I guess this happens because of the way the magnificence of the landscape is burned into my memory, and unlike other places I travel to, this impressive image gives me a more fixed reference point in time... I don't know how to explain it.

Anyway, Lucerne doesn't just mean the scenery: Lucerne is also about the Festival and the impact it has on the music world and in which, until last year, the main attraction was the Lucerne Festival Orchestra with the figure of Claudio Abbado.

We all still have very fresh memories of the great farewell Claudio gave us on his final concert on 26th August last year with those two unforgettable and incomplete symphonies by Schubert and Bruckner. "Incomplete" means something without an end, something that is not determined by a conclusion, something that does not necessarily have to end, something open to the future...

Whether or not you consider it one of life's coincidences, the symbolism of his last concert could be interpreted as a message from Claudio: "I have to go now, but keep doing what you know how to do better than anybody else: fare musica insieme" ("make music together").

After the pain and sorrow of the death of our great mentor and all the subsequent tributes, the big question for all of us was to experience how the concerts would be without him. Fortunately, the festival organisers treated us by inviting one of the best young conductors out there at the moment: Andris Nelsons.

Andris was the perfect person to take over from Claudio, filling the vacuum with a big dose of positivity, a sense of humour and especially with a quality common to all the best conductors: putting his extraordinary sensitivity to the service of music. The programme which had been designed for Claudio also seemed perfect for Andris, and especially Brahms' second and third symphonies were extremely beautiful in his hands.

Everyone knows that the Mahler Chamber Orchestra is the foundation on which the Lucerne Festival Orchestra is built, but we weren’t just there to play the concerts with Nelsons. As in every year, we were kept very busy…

Our Late Night concert with Barbara Hannigan was a great success.

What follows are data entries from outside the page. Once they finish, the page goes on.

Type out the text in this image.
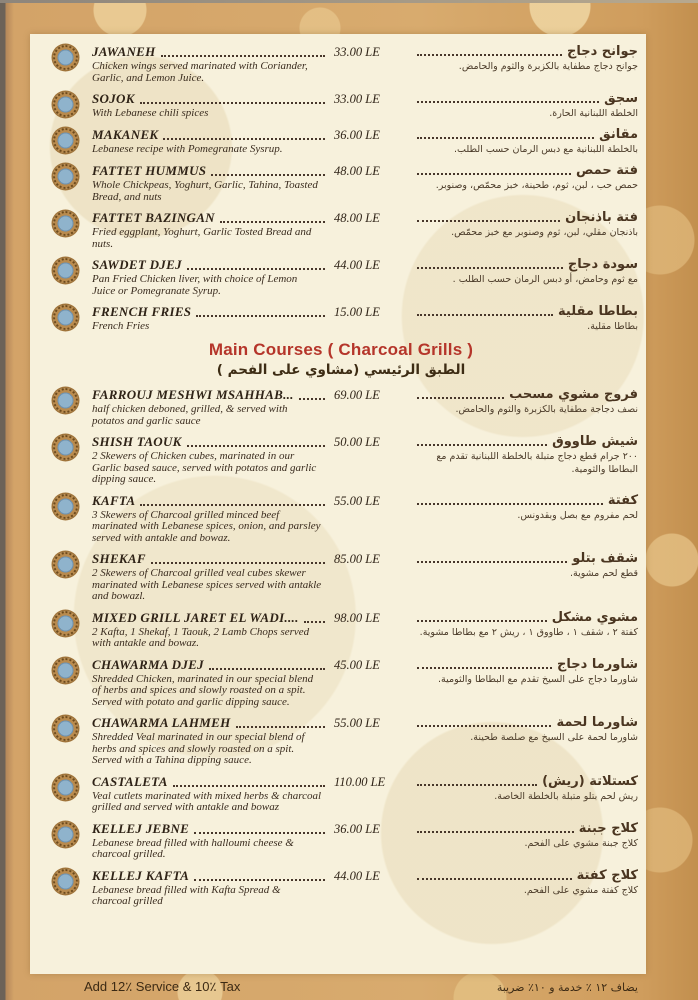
JAWANEH
Chicken wings served marinated with Coriander, Garlic, and Lemon Juice.
33.00 LE	جوانح دجاج
جوانح دجاج مطفاية بالكزبرة والثوم والحامض.
SOJOK
With Lebanese chili spices
33.00 LE	سجق
الخلطة اللبنانية الحارة.
MAKANEK
Lebanese recipe with Pomegranate Sysrup.
36.00 LE	مقانق
بالخلطة اللبنانية مع دبس الرمان حسب الطلب.
FATTET HUMMUS
Whole Chickpeas, Yoghurt, Garlic, Tahina, Toasted Bread, and nuts
48.00 LE	فتة حمص
حمص حب ، لبن، ثوم، طحينة، خبز محمّص، وصنوبر.
FATTET BAZINGAN
Fried eggplant, Yoghurt, Garlic Tosted Bread and nuts.
48.00 LE	فتة باذنجان
باذنجان مقلي، لبن، ثوم وصنوبر مع خبز محمّص.
SAWDET DJEJ
Pan Fried Chicken liver, with choice of Lemon Juice or Pomegranate Syrup.
44.00 LE	سودة دجاج
مع ثوم وحامض، أو دبس الرمان حسب الطلب .
FRENCH FRIES
French Fries
15.00 LE	بطاطا مقلية
بطاطا مقلية.
Main Courses ( Charcoal Grills )
الطبق الرئيسي (مشاوي على الفحم )
FARROUJ MESHWI MSAHHAB...
half chicken deboned, grilled, & served with potatos and garlic sauce
69.00 LE	فروج مشوي مسحب
نصف دجاجة مطفاية بالكزبرة والثوم والحامض.
SHISH TAOUK
2 Skewers of Chicken cubes, marinated in our Garlic based sauce, served with potatos and garlic dipping sauce.
50.00 LE	شيش طاووق
٢٠٠ جرام قطع دجاج متبلة بالخلطة اللبنانية تقدم مع البطاطا والثومية.
KAFTA
3 Skewers of Charcoal grilled minced beef marinated with Lebanese spices, onion, and parsley served with antakle and bowaz.
55.00 LE	كفتة
لحم مفروم مع بصل وبقدونس.
SHEKAF
2 Skewers of Charcoal grilled veal cubes skewer marinated with Lebanese spices served with antakle and bowazl.
85.00 LE	شقف بتلو
قطع لحم مشوية.
MIXED GRILL JARET EL WADI....
2 Kafta, 1 Shekaf, 1 Taouk, 2 Lamb Chops served with antakle and bowaz.
98.00 LE	مشوي مشكل
كفتة ٢ ، شقف ١ ، طاووق ١ ، ريش ٢ مع بطاطا مشوية.
CHAWARMA DJEJ
Shredded Chicken, marinated in our special blend of herbs and spices and slowly roasted on a spit. Served with potato and garlic dipping sauce.
45.00 LE	شاورما دجاج
شاورما دجاج على السيخ تقدم مع البطاطا والثومية.
CHAWARMA LAHMEH
Shredded Veal marinated in our special blend of herbs and spices and slowly roasted on a spit. Served with a Tahina dipping sauce.
55.00 LE	شاورما لحمة
شاورما لحمة على السيخ مع صلصة طحينة.
CASTALETA
Veal cutlets marinated with mixed herbs & charcoal grilled and served with antakle and bowaz
110.00 LE	كستلاتة (ريش)
ريش لحم بتلو متبلة بالخلطة الخاصة.
KELLEJ JEBNE
Lebanese bread filled with halloumi cheese & charcoal grilled.
36.00 LE	كلاج جبنة
كلاج جبنة مشوي على الفحم.
KELLEJ KAFTA
Lebanese bread filled with Kafta Spread & charcoal grilled
44.00 LE	كلاج كفتة
كلاج كفتة مشوي على الفحم.
Add 12٪ Service & 10٪ Tax	يضاف ١٢ ٪ خدمة و ١٠٪ ضريبة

It involved Sir Simon Rattle jumping on stage in the middle of a performance of Mysteries of the Macabre by Ligeti screaming: "What the hell is this?! Can you please stop it?!" (This is scripted and is part of the piece, of course, but usually it is a musician who screams it!)

Our second concert with Daniel Harding was a truly emotional and physical journey with two masterpieces by Dvorak: The Wood Dove and his New World Symphony.  We also presented the world premiere of Wolfgang Rihm's Concerto for Horn and Orchestra, played by Stefan Dohr, a concerto whose extreme difficulty I can confirm!

A few days later we had a MCO Soloists chamber music concert at the Lukaskirche, with works by Janacek, Prokofiev and Rihm, where the woodwinds took the main role.

And finally, on the last day we played an "all-Mendelssohn" concert including the Overture to A Midsummer Night's Dream, the Violin Concerto with Midori, and the Italian Symphony with our favourite Italian director, Daniele Gatti. For this concert, we all brought to our performance our last bouts of energy after twenty days of the Festival. The conductor's comments after the concert? "Ragazzi, mi state abbituando male" ("Guys, you are spoiling me!").

The next day, back at home in Barcelona, my first impulse was to watch the DVD of the last recording we did with Claudio and the LFO of Beethoven's Eroica. I watched the whole performance with a big smile on my face, thinking: this time, you weren’t among us but you were inside all of us… Thank you, Claudio, for your "incomplete" (infinite) legacy!